Their research, based on Chevreul’ theories on colour and on light refractions, led them to the Orphism movement.

From 1913 Sonia Delaunay turns her attention to tridimensional works: fabrics, clothes, materials, environment with simultaneous contrasts and abstract creations with chromatic relations. In 1923 a Casa in Lione was interested in her drawings for fashion design and in 1924 the artist opens the Atelier Simultané: a workplace characterized by a perfect balance, where the conventional barriers among areas could be torn down.

The exhibition, set up on the two floors of the exhibition space, hosts a significant part of the work by Sonia Delaunay: about two hundred gouaches from 1923 – 1934, where it’s easy to spot her research on colours, on the relation between shape and the background, and her interest for textures and various preparatory studies.

For the gouaches made between 1923 and 1934, Sonia Delaunay spent a great deal of time doing preparatory works which are conserved in the Libri Neri. In the gouaches, the artist anticipates themes developed later by other artists such a Dorazio, Morellet, Calder, Vasarely… even if with different features.
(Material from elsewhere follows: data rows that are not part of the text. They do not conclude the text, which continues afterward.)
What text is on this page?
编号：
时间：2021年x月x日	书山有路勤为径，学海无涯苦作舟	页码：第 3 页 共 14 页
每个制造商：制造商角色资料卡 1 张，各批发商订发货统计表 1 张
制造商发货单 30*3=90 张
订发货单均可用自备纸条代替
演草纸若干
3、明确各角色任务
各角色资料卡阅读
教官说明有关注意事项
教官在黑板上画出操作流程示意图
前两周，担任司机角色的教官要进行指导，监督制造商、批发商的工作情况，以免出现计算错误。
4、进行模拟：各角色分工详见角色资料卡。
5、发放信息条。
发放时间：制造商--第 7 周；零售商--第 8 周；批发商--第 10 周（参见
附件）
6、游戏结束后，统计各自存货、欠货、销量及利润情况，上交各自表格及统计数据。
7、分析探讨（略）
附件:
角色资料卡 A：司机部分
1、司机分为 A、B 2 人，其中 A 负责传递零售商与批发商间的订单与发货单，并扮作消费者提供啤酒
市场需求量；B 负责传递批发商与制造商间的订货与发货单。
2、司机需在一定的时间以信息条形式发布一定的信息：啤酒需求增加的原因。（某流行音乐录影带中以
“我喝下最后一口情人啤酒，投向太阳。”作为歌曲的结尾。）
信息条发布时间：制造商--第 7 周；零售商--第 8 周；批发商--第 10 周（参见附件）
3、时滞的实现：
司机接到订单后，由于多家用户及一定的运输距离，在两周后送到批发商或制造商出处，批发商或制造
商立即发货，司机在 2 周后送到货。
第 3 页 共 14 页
Sonia Delaunay was born in 1885 in Gradiesk, Ukraine, as Sonia Terk Stern, she was raised in St. Petersburg and she soon developed a strong aptitude for art. She studied drawing at the Academie of Karlsruhe, then in 1905 she moved to Paris, where she attended the Académie de la Palette and she started painting under the influence of Post-Impressionism. In 1908 she showed her works at Wilhelm Uhde’s gallery, whom she married the following year. This was a short-lasting marriage, and in 1910 the artist married Robert Delaunay. Together they start a research on light and colour that will come at Orphism movement. Since 1910 she devotes herself to the study of light and of applied arts, focusing her attention to the simultaneous contrasts and to the refraction of light on various supports, experimenting also the collage. In 1913 she had a show at the Erster Deutscher Herbstsalon, then she took part in an important group show dedicated to the international avantgardes hosted at the Galerie Der Sturm in Berlin and the following year in the Salon des Indépendants in Paris. She had different solo shows in various european venues and she took part in the major cutting-edge exhibitions. After the October Revolution she stops receiving the inheritance that assured her family economic stability, and her commitment to the Arts becomes more constant.

She designs ballet sets for Diaghilev (Cléopâtre, 1917) and for the piece by Tristan Tzara Le coeur à gaz (1923), she starts making clothes, fabrics and tapestries and she starts working in the industrial design field. In 1925 she had big success at the International Show of decorative arts in Paris, in the same year she opened a store selling clothes and accessories with the designer Jacques Heim. In the Thirties she joins the group Abstraction-Création and she partecipates at their shows. ln 1937 she works with Robert Delaunay for the decorations of the Esposizione Universale in Paris and the following year the Stedelijk Museum in Amsterdam dedicated to her a wide retrospective exhibition. After the war she takes part in the foundation of the Salon des Réalités Nouvelles, conceived for the promotion of various international artistic movements.

The major museums have set up important exhibitions dedicated to her work since 1950 and she has get various awards for her important part in the diffusion of contemporary art. She died in Paris in 1979.